The discography of the Serbian duo All My Sins looks quite modest and is unlikely to surprise with a number of releases, as someone could expect after 17 years of its career. Moreover, expect it from the band, whose early collections include some pretty good ideas kinda Darkthrone and Mayhem.

Up to date, the musicians have released two demos, as well as their new EP "Lunar/Solar", which became not only the group's first record since 2004 but quite impressive work that follows atmospheric/pagan black metal genres.

The previous recordings of the band had some different traits: their sound was completely raw, the jumps between guitar riffs were quite sharp and with highlighted aggression. Working on "Lunar/Solar", the musicians paid close attention to the mystical conception of the album.They skillfully combined acoustic and heavy guitar parts, their much softer sound got some atmospheric effects and besides that, the folklore lyrics led the listeners through those two mysterious worlds under the moon and the sun.

All My Sins

The album opens with the lyrical string plunk, brightened by the monotonous keyboard parts.
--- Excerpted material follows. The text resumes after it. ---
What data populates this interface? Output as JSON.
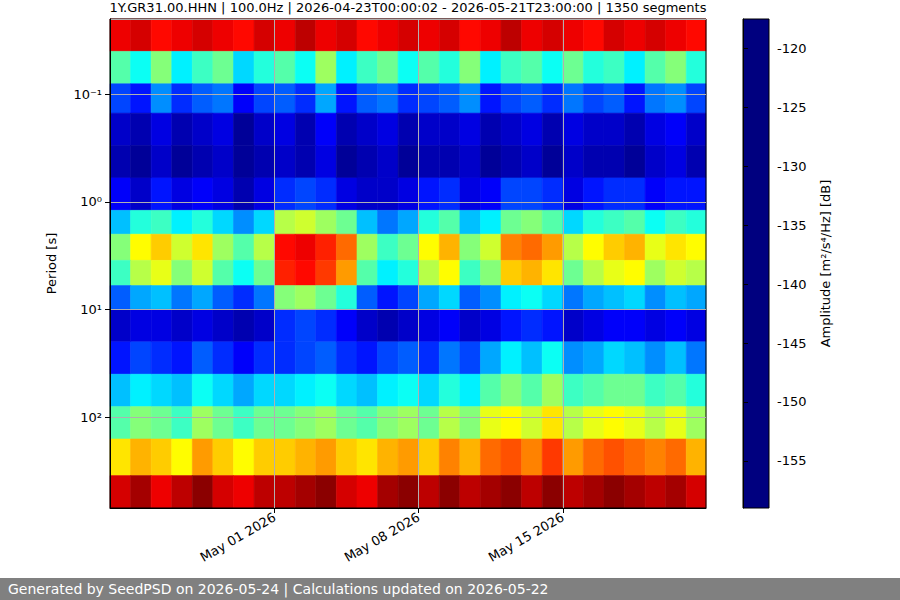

The 3-minute instrumental intro "Jeka Prve Kiše" leads to the main songs, "Pod Mesecom Prastari Hrast" and "Pomen Usnulom Suncu", which reveal to the listener all the charm of the new All My Sins’ release embodied, in the traditional for this genre, high-speed guitar parts, wheezing vocals, and a number of artistic guitar rhythm alterations.

The last page of this small music book is given to the instrumental acoustic outro "Zbogom" which leaves a pleasant aftertaste of completeness.

The EP is currently presented in digital format, on CDs and cassettes. For their design, the musicians preferred kinda standard style and a rather simple black and white cover which reflects the double name of the album. The sides of the CD and cassette booklets are decorated with lyrics.

"Lunar/Sonar" seems to be careful and holistic work by All My Sins. All the parts are built sequentially, complementing each other. It makes the album not only easy to be listened to but also makes you return to it and try that aftertaste again.